Doctor of Philosophy




Wisner, James A.


The use of light as an external stimulus provides a non-invasive technique to induce large changes in physical and chemical properties of a substrate. The incorporation of a photochromic subunit into supramolecular polymeric systems therefore adds a potential "smart" quality for polymer manipulation. The azo moiety (-N=N-) is one of the most popular photochromic units as the trans to cis isomerization results in a large degree of spatial rearrangement. This present thesis exploits the azo group by its incorporation into complementary hydrogen bonded complexes. Hydrogen bonding acceptor groups attached to the periphery of the central azo photoswitch provided strong complexation with donor arrays in the trans state. Isomerization to the cis isomer disrupted complex stability by rearrangement from the optimal binding geometry. Furthermore, one of the azo nitrogen atoms also participated in hydrogen bonding which is a new use for these types of photoswitches.

The arrays used as photoswitchable hydrogen bonding acceptors in this work were synthesized through high yielding synthetic methods with inexpensive, commercially available starting materials. The donor arrays chosen for this work were 2-aminoindoles which are small, planar compounds. They were chosen as they have a multitude of positions were substitutions can take place which can result in a large library of compounds. Complex stability of these arrays were analyzed in solution using 1H NMR titration methods and these results were validated in the solid state by X-ray diffraction analysis. It was determined that substitution patterns on the donor arrays, the number of acceptor sites, and solvent interactions all have a large overall effect on the resulting complex stability. Association constants ranged from 90 to 1.7 x 105 M-1.

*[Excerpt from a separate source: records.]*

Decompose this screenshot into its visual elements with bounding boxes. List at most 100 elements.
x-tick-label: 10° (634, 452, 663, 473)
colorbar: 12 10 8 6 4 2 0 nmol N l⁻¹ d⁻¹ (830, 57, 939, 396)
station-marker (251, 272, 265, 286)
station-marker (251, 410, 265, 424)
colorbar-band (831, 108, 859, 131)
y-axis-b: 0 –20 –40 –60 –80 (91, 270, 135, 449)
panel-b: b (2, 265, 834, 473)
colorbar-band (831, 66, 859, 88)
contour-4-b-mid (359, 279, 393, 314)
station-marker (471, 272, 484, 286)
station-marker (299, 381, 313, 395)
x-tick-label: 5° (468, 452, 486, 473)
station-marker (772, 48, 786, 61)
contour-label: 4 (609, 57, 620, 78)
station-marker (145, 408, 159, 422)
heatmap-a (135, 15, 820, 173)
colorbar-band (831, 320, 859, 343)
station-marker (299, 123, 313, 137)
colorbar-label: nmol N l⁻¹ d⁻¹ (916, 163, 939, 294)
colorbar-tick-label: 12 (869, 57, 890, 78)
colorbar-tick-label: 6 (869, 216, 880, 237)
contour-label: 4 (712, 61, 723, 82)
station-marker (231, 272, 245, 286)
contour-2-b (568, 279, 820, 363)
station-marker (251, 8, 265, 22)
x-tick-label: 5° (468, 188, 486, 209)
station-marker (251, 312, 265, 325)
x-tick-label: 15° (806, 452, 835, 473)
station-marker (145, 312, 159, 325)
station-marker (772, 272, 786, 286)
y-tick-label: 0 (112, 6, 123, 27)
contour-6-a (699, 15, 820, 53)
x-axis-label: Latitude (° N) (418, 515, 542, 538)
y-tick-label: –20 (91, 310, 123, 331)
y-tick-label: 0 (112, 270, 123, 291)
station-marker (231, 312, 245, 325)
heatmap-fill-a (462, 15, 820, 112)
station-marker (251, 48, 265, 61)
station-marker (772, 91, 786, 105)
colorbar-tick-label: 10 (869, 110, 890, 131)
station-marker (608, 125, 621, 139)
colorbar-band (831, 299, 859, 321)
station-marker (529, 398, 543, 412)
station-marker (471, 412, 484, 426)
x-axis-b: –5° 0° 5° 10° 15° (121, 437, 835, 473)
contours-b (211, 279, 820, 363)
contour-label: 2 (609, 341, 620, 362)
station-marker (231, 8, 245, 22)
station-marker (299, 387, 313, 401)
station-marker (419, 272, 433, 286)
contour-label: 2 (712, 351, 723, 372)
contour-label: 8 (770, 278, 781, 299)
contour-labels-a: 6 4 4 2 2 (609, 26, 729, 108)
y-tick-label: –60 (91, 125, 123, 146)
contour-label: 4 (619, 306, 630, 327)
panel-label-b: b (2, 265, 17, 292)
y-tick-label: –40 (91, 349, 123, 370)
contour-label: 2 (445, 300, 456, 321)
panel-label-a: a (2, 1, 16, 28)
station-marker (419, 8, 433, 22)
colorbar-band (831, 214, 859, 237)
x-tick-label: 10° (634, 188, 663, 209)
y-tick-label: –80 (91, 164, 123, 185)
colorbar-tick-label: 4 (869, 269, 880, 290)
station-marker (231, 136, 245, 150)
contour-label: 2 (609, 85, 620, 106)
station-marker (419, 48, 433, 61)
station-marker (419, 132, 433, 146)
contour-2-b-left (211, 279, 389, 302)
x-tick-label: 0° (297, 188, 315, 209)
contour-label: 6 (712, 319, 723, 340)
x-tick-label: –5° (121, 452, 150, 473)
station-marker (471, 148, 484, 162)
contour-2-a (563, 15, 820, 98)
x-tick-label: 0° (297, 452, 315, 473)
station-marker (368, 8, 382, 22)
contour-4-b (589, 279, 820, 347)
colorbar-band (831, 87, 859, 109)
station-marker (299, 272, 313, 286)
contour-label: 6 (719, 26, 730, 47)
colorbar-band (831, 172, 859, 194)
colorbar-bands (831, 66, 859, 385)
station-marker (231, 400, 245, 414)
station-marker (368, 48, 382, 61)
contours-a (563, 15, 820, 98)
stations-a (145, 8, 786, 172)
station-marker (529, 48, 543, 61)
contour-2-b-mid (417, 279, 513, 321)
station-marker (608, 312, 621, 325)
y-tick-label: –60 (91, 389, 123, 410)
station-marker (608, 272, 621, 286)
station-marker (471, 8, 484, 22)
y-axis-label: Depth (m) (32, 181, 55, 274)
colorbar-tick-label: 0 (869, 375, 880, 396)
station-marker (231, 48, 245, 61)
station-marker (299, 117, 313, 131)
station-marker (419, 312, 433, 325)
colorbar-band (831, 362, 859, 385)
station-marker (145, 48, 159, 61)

Additionally, the spatial arrangement of the acceptor atoms resulted in a decrease of complex stability. The trans to cis isomerization provided a less optimal binding geometry towards the donor arrays. This was determined through a newly developed 1H NMR extrapolation method which allowed for the determination of lower association constants for the cis isomeric complexes. The reversibility of the system was also tested and showed stability and reproducibility.